Almost as though by serendipity the other day SWJ Blog had an entry about Major General Fox Connor, the chief of operations of the AEF during the First World War. The quotation above is from an AUSA Land Power monogaph on General Connor by Major Ed Cox, who recently published a full-length biography of Connor.Perching on the western edge of the Missouri River, Fort Leavenworth had been the home of the Infantry and Cavalry School since 1881. The initial purpose of the school was to train lieutenants for duties in units larger than companies. By 1893, the school’s curriculum had expanded to a two-year program taught by seven academic departments within what was now called the General Service and Staff College.
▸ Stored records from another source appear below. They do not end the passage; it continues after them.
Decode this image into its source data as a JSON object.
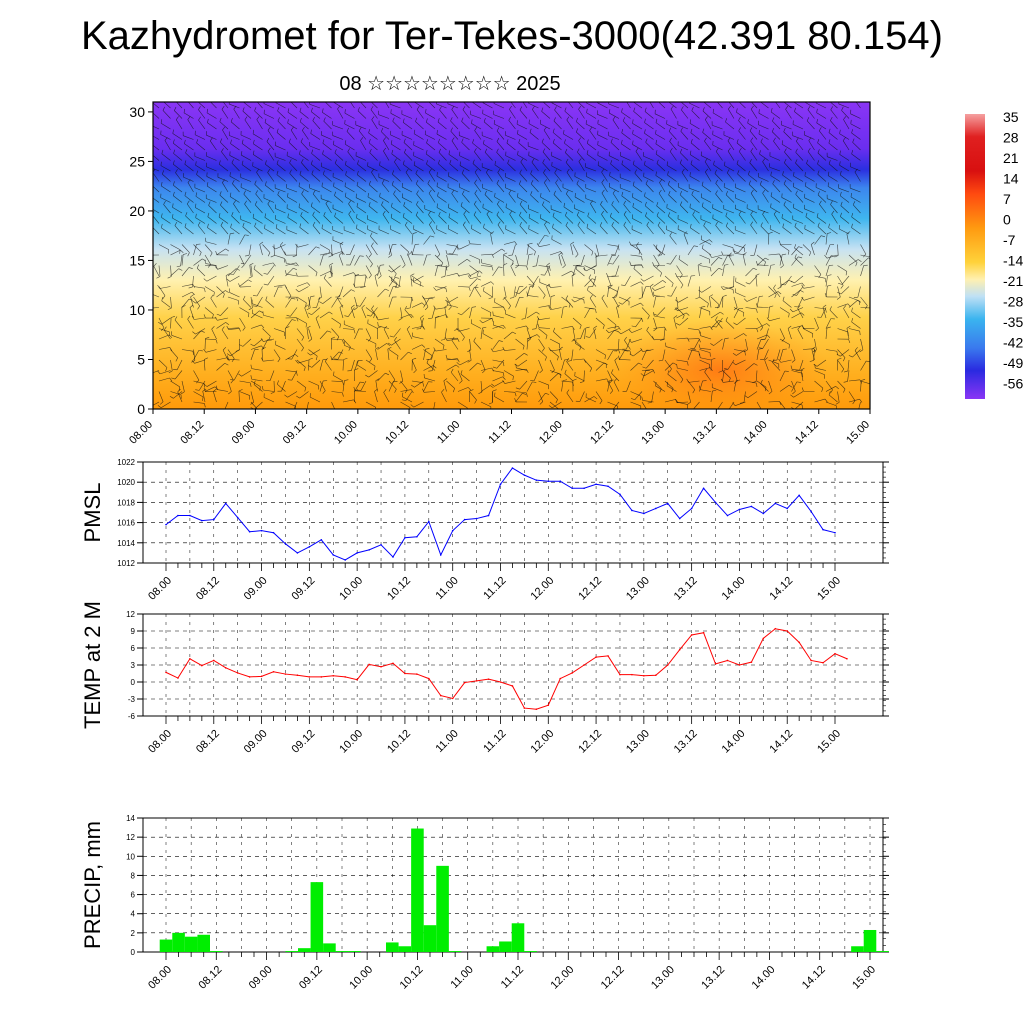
{
  "title": "Kazhydromet for Ter-Tekes-3000(42.391 80.154)",
  "subtitle": "08 ☆☆☆☆☆☆☆☆ 2025",
  "colors": {
    "pmsl": "#0000ff",
    "temp": "#ff0000",
    "precip": "#00ee00",
    "axis": "#000000"
  },
  "chart_data": [
    {
      "type": "heatmap",
      "name": "cross-section",
      "x_ticks": [
        "08.00",
        "08.12",
        "09.00",
        "09.12",
        "10.00",
        "10.12",
        "11.00",
        "11.12",
        "12.00",
        "12.12",
        "13.00",
        "13.12",
        "14.00",
        "14.12",
        "15.00"
      ],
      "y_ticks": [
        0,
        5,
        10,
        15,
        20,
        25,
        30
      ],
      "ylim": [
        0,
        31
      ],
      "colorbar_labels": [
        "35",
        "28",
        "21",
        "14",
        "7",
        "0",
        "-7",
        "-14",
        "-21",
        "-28",
        "-35",
        "-42",
        "-49",
        "-56"
      ],
      "grid": false
    },
    {
      "type": "line",
      "name": "pmsl",
      "ylabel": "PMSL",
      "x_ticks": [
        "08.00",
        "08.12",
        "09.00",
        "09.12",
        "10.00",
        "10.12",
        "11.00",
        "11.12",
        "12.00",
        "12.12",
        "13.00",
        "13.12",
        "14.00",
        "14.12",
        "15.00"
      ],
      "y_ticks": [
        1012,
        1014,
        1016,
        1018,
        1020,
        1022
      ],
      "ylim": [
        1012,
        1022
      ],
      "grid": true,
      "values": [
        1015.8,
        1016.7,
        1016.7,
        1016.2,
        1016.3,
        1017.9,
        1016.5,
        1015.1,
        1015.2,
        1015.0,
        1013.9,
        1013.0,
        1013.6,
        1014.3,
        1012.8,
        1012.3,
        1013.0,
        1013.3,
        1013.8,
        1012.6,
        1014.5,
        1014.6,
        1016.1,
        1012.8,
        1015.2,
        1016.3,
        1016.4,
        1016.7,
        1019.8,
        1021.4,
        1020.7,
        1020.2,
        1020.1,
        1020.1,
        1019.4,
        1019.4,
        1019.8,
        1019.6,
        1018.8,
        1017.2,
        1016.9,
        1017.4,
        1017.9,
        1016.4,
        1017.4,
        1019.4,
        1018.0,
        1016.7,
        1017.3,
        1017.6,
        1016.9,
        1017.9,
        1017.4,
        1018.7,
        1017.1,
        1015.3,
        1015.0
      ]
    },
    {
      "type": "line",
      "name": "temp",
      "ylabel": "TEMP at 2 M",
      "x_ticks": [
        "08.00",
        "08.12",
        "09.00",
        "09.12",
        "10.00",
        "10.12",
        "11.00",
        "11.12",
        "12.00",
        "12.12",
        "13.00",
        "13.12",
        "14.00",
        "14.12",
        "15.00"
      ],
      "y_ticks": [
        -6,
        -3,
        0,
        3,
        6,
        9,
        12
      ],
      "ylim": [
        -6,
        12
      ],
      "grid": true,
      "values": [
        1.7,
        0.7,
        4.1,
        2.9,
        3.8,
        2.5,
        1.6,
        0.9,
        1.0,
        1.8,
        1.4,
        1.2,
        0.9,
        0.9,
        1.1,
        0.9,
        0.4,
        3.1,
        2.7,
        3.3,
        1.5,
        1.4,
        0.6,
        -2.4,
        -2.9,
        -0.1,
        0.2,
        0.5,
        0.0,
        -0.7,
        -4.6,
        -4.8,
        -4.1,
        0.6,
        1.6,
        3.0,
        4.4,
        4.6,
        1.3,
        1.3,
        1.1,
        1.2,
        3.0,
        5.7,
        8.3,
        8.7,
        3.2,
        3.8,
        3.0,
        3.5,
        7.7,
        9.4,
        9.0,
        7.0,
        3.8,
        3.4,
        5.0,
        4.1
      ]
    },
    {
      "type": "bar",
      "name": "precip",
      "ylabel": "PRECIP, mm",
      "x_ticks": [
        "08.00",
        "08.12",
        "09.00",
        "09.12",
        "10.00",
        "10.12",
        "11.00",
        "11.12",
        "12.00",
        "12.12",
        "13.00",
        "13.12",
        "14.00",
        "14.12",
        "15.00"
      ],
      "y_ticks": [
        0,
        2,
        4,
        6,
        8,
        10,
        12,
        14
      ],
      "ylim": [
        0,
        14
      ],
      "grid": true,
      "values": [
        1.3,
        2.0,
        1.6,
        1.8,
        0.1,
        0,
        0,
        0,
        0,
        0,
        0.1,
        0.4,
        7.3,
        0.9,
        0.1,
        0.1,
        0,
        0,
        1.0,
        0.6,
        12.9,
        2.8,
        9.0,
        0.1,
        0,
        0,
        0.6,
        1.1,
        3.0,
        0.1,
        0,
        0,
        0,
        0,
        0,
        0,
        0,
        0,
        0,
        0,
        0,
        0,
        0,
        0,
        0,
        0,
        0,
        0,
        0,
        0,
        0,
        0,
        0,
        0,
        0,
        0.6,
        2.3,
        0.1,
        0
      ]
    }
  ]
}
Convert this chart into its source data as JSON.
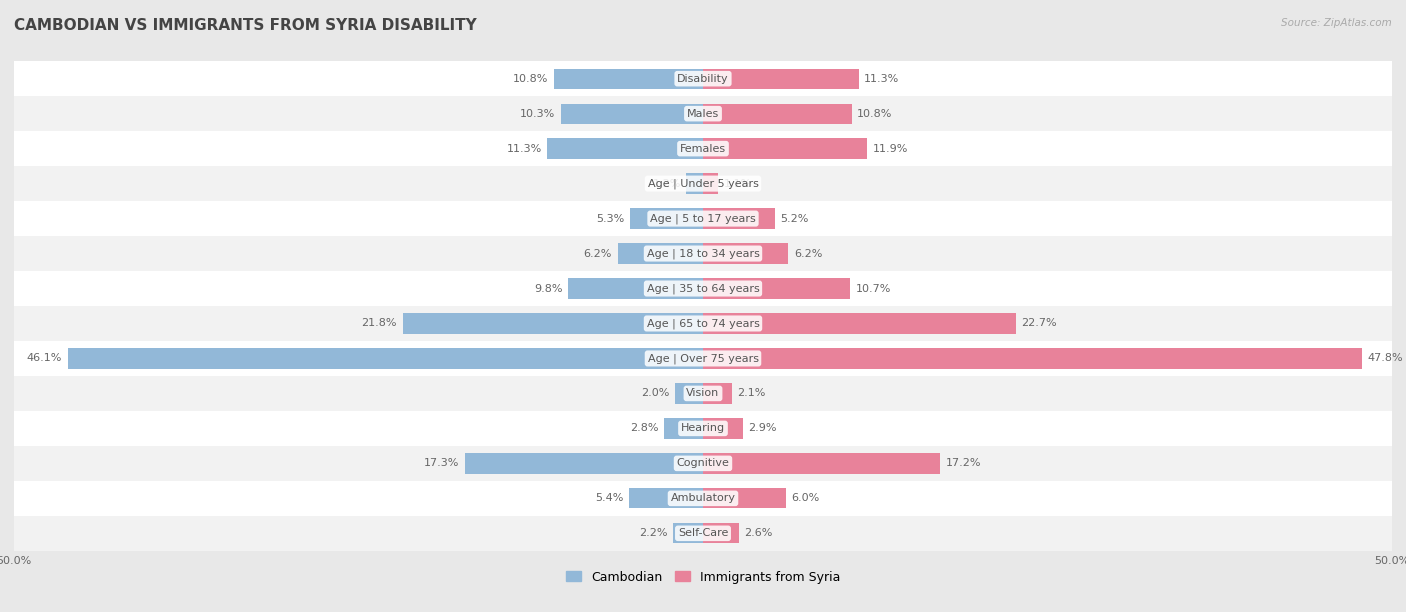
{
  "title": "CAMBODIAN VS IMMIGRANTS FROM SYRIA DISABILITY",
  "source": "Source: ZipAtlas.com",
  "categories": [
    "Disability",
    "Males",
    "Females",
    "Age | Under 5 years",
    "Age | 5 to 17 years",
    "Age | 18 to 34 years",
    "Age | 35 to 64 years",
    "Age | 65 to 74 years",
    "Age | Over 75 years",
    "Vision",
    "Hearing",
    "Cognitive",
    "Ambulatory",
    "Self-Care"
  ],
  "cambodian": [
    10.8,
    10.3,
    11.3,
    1.2,
    5.3,
    6.2,
    9.8,
    21.8,
    46.1,
    2.0,
    2.8,
    17.3,
    5.4,
    2.2
  ],
  "syria": [
    11.3,
    10.8,
    11.9,
    1.1,
    5.2,
    6.2,
    10.7,
    22.7,
    47.8,
    2.1,
    2.9,
    17.2,
    6.0,
    2.6
  ],
  "blue_color": "#92b8d8",
  "pink_color": "#e8829a",
  "bg_outer": "#e8e8e8",
  "row_color_odd": "#f2f2f2",
  "row_color_even": "#ffffff",
  "axis_limit": 50.0,
  "legend_cambodian": "Cambodian",
  "legend_syria": "Immigrants from Syria",
  "title_fontsize": 11,
  "label_fontsize": 8,
  "value_fontsize": 8,
  "legend_fontsize": 9
}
The Department of Military Art taught classes in international law and military history, and the faculty used map problems to teach strategy and grand tactics at the corps, division and brigade levels. [italics added]
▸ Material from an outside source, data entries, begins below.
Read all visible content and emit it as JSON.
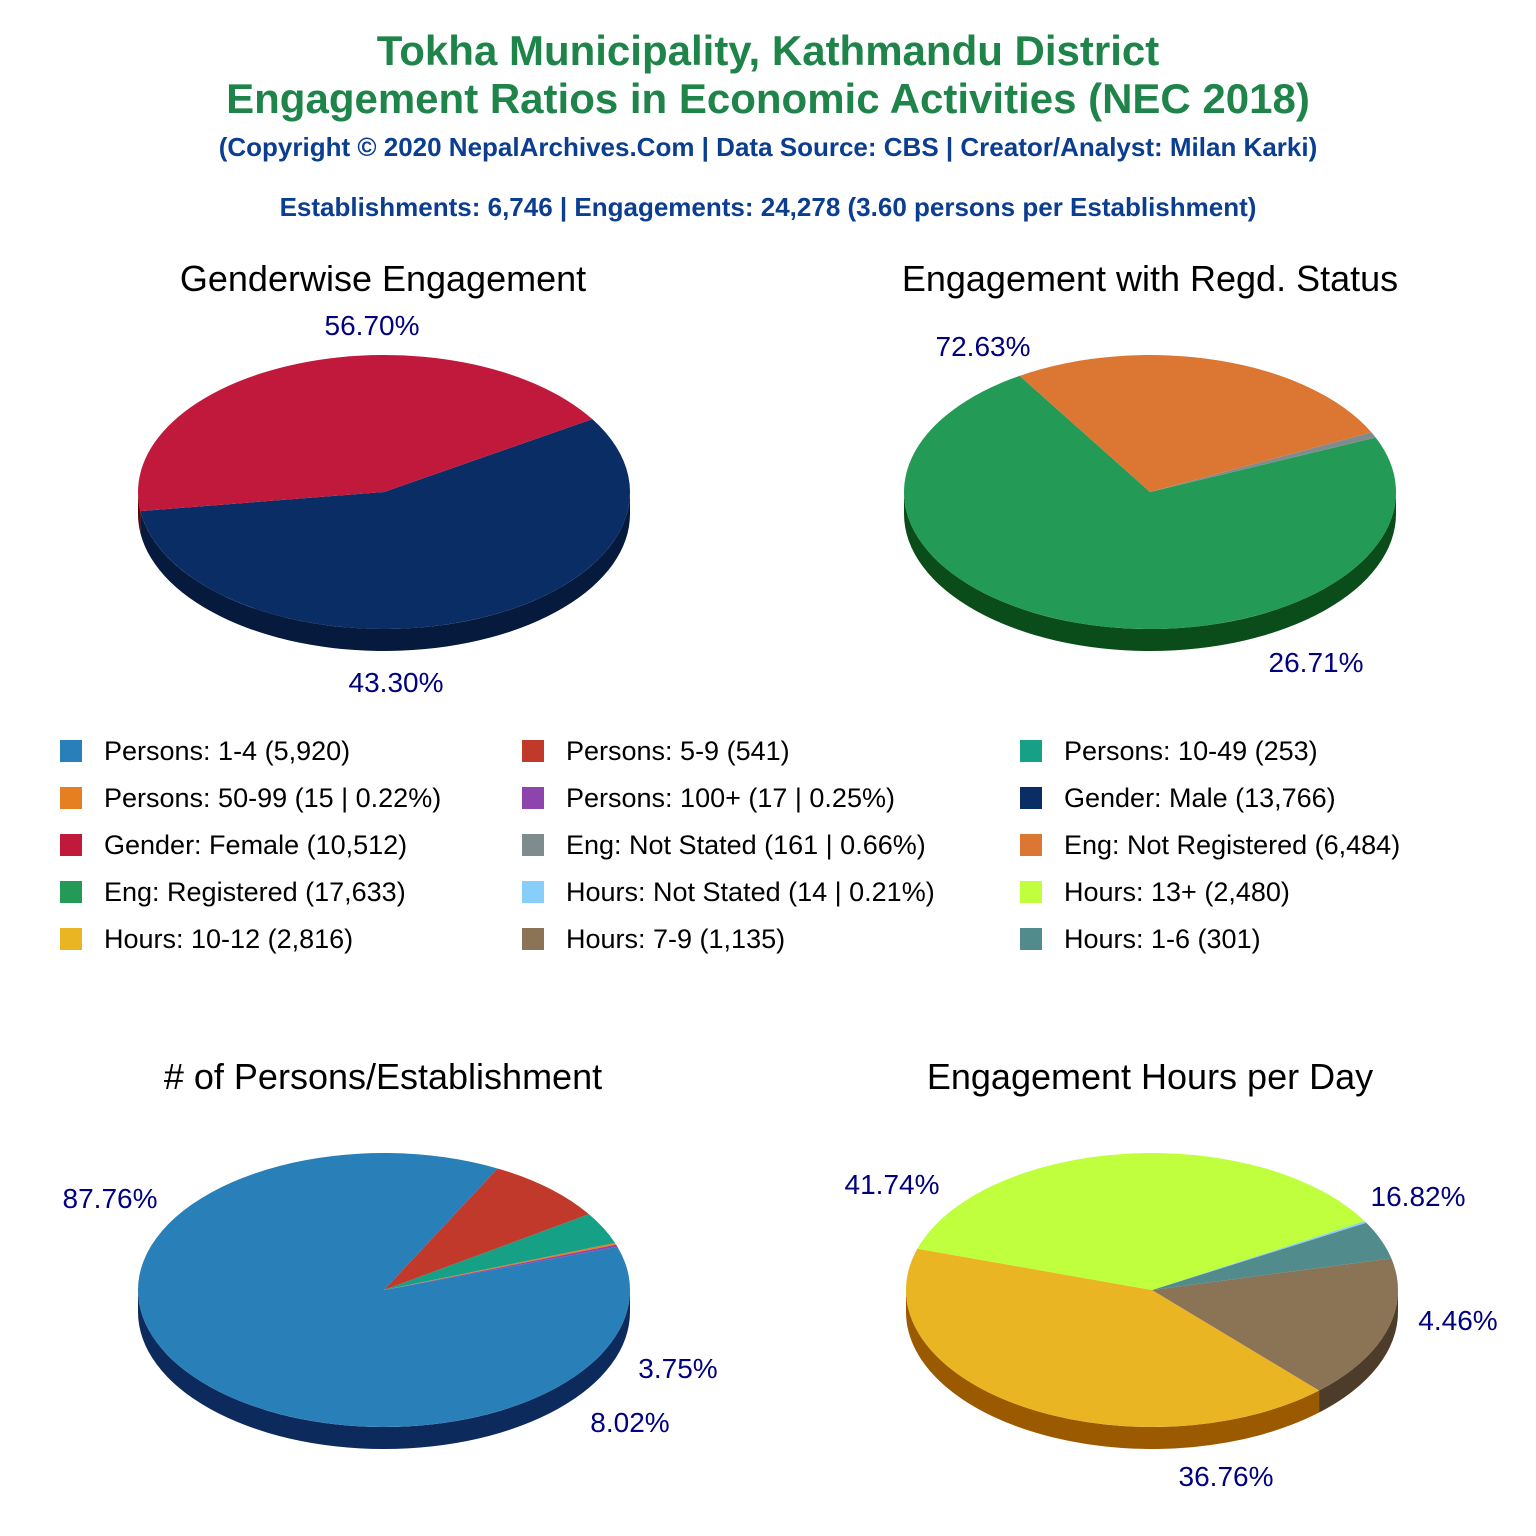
{
  "header": {
    "title_line1": "Tokha Municipality, Kathmandu District",
    "title_line2": "Engagement Ratios in Economic Activities (NEC 2018)",
    "copyright": "(Copyright © 2020 NepalArchives.Com | Data Source: CBS | Creator/Analyst: Milan Karki)",
    "summary": "Establishments: 6,746 | Engagements: 24,278 (3.60 persons per Establishment)"
  },
  "chart_data": [
    {
      "type": "pie",
      "title": "Genderwise Engagement",
      "slices": [
        {
          "name": "Gender: Male",
          "value": 13766,
          "percent_label": "56.70%",
          "color": "#0b2d66",
          "side": "#061a3d"
        },
        {
          "name": "Gender: Female",
          "value": 10512,
          "percent_label": "43.30%",
          "color": "#c0193b",
          "side": "#660000"
        }
      ]
    },
    {
      "type": "pie",
      "title": "Engagement with Regd. Status",
      "slices": [
        {
          "name": "Eng: Registered",
          "value": 17633,
          "percent_label": "72.63%",
          "color": "#239b56",
          "side": "#0a4d1a"
        },
        {
          "name": "Eng: Not Stated",
          "value": 161,
          "percent_label": "",
          "color": "#7f8c8d",
          "side": "#4d5656"
        },
        {
          "name": "Eng: Not Registered",
          "value": 6484,
          "percent_label": "26.71%",
          "color": "#dc7633",
          "side": "#7b1f00"
        }
      ]
    },
    {
      "type": "pie",
      "title": "# of Persons/Establishment",
      "slices": [
        {
          "name": "Persons: 1-4",
          "value": 5920,
          "percent_label": "87.76%",
          "color": "#2980b9",
          "side": "#0d2a5c"
        },
        {
          "name": "Persons: 100+",
          "value": 17,
          "percent_label": "",
          "color": "#8e44ad",
          "side": "#4a235a"
        },
        {
          "name": "Persons: 50-99",
          "value": 15,
          "percent_label": "",
          "color": "#e67e22",
          "side": "#7b3f00"
        },
        {
          "name": "Persons: 10-49",
          "value": 253,
          "percent_label": "3.75%",
          "color": "#16a085",
          "side": "#0b5345"
        },
        {
          "name": "Persons: 5-9",
          "value": 541,
          "percent_label": "8.02%",
          "color": "#c0392b",
          "side": "#660000"
        }
      ]
    },
    {
      "type": "pie",
      "title": "Engagement Hours per Day",
      "slices": [
        {
          "name": "Hours: 10-12",
          "value": 2816,
          "percent_label": "41.74%",
          "color": "#eab522",
          "side": "#9c5a00"
        },
        {
          "name": "Hours: 7-9",
          "value": 1135,
          "percent_label": "16.82%",
          "color": "#8b7355",
          "side": "#4d3c29"
        },
        {
          "name": "Hours: 1-6",
          "value": 301,
          "percent_label": "4.46%",
          "color": "#528b8b",
          "side": "#2d4f4f"
        },
        {
          "name": "Hours: Not Stated",
          "value": 14,
          "percent_label": "",
          "color": "#87cefa",
          "side": "#4682b4"
        },
        {
          "name": "Hours: 13+",
          "value": 2480,
          "percent_label": "36.76%",
          "color": "#c0ff3e",
          "side": "#66a000"
        }
      ]
    }
  ],
  "legend": [
    {
      "label": "Persons: 1-4 (5,920)",
      "color": "#2980b9"
    },
    {
      "label": "Persons: 5-9 (541)",
      "color": "#c0392b"
    },
    {
      "label": "Persons: 10-49 (253)",
      "color": "#16a085"
    },
    {
      "label": "Persons: 50-99 (15 | 0.22%)",
      "color": "#e67e22"
    },
    {
      "label": "Persons: 100+ (17 | 0.25%)",
      "color": "#8e44ad"
    },
    {
      "label": "Gender: Male (13,766)",
      "color": "#0b2d66"
    },
    {
      "label": "Gender: Female (10,512)",
      "color": "#c0193b"
    },
    {
      "label": "Eng: Not Stated (161 | 0.66%)",
      "color": "#7f8c8d"
    },
    {
      "label": "Eng: Not Registered (6,484)",
      "color": "#dc7633"
    },
    {
      "label": "Eng: Registered (17,633)",
      "color": "#239b56"
    },
    {
      "label": "Hours: Not Stated (14 | 0.21%)",
      "color": "#87cefa"
    },
    {
      "label": "Hours: 13+ (2,480)",
      "color": "#c0ff3e"
    },
    {
      "label": "Hours: 10-12 (2,816)",
      "color": "#eab522"
    },
    {
      "label": "Hours: 7-9 (1,135)",
      "color": "#8b7355"
    },
    {
      "label": "Hours: 1-6 (301)",
      "color": "#528b8b"
    }
  ]
}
My reason for posting is that in its context "grand tactics" in the above excerpt might be construed as being a sort of operational level of warfare. I'm ambivalent about this debate -- I really don't give a damn whether the U.S. Army has two or three levels of warfare, provided of course that the job gets done.
The 2001 version of Field Manual 3-0 had a really incoherent explanation of what the operational level was. I got the distinct impression when I read it that Fort Leavenworth tried to include all of the comments it had received on DA Form 2028 from the staff review of the draft manual -- hence what may have once been a useful definition of the operational level in the draft was rambling and all over the map in the published version. (If Fort Leavenworth won't defend its own version why should any of us care?) I haven't seen the current version of the manual and don't know how it defines the operational level or how useful that description is.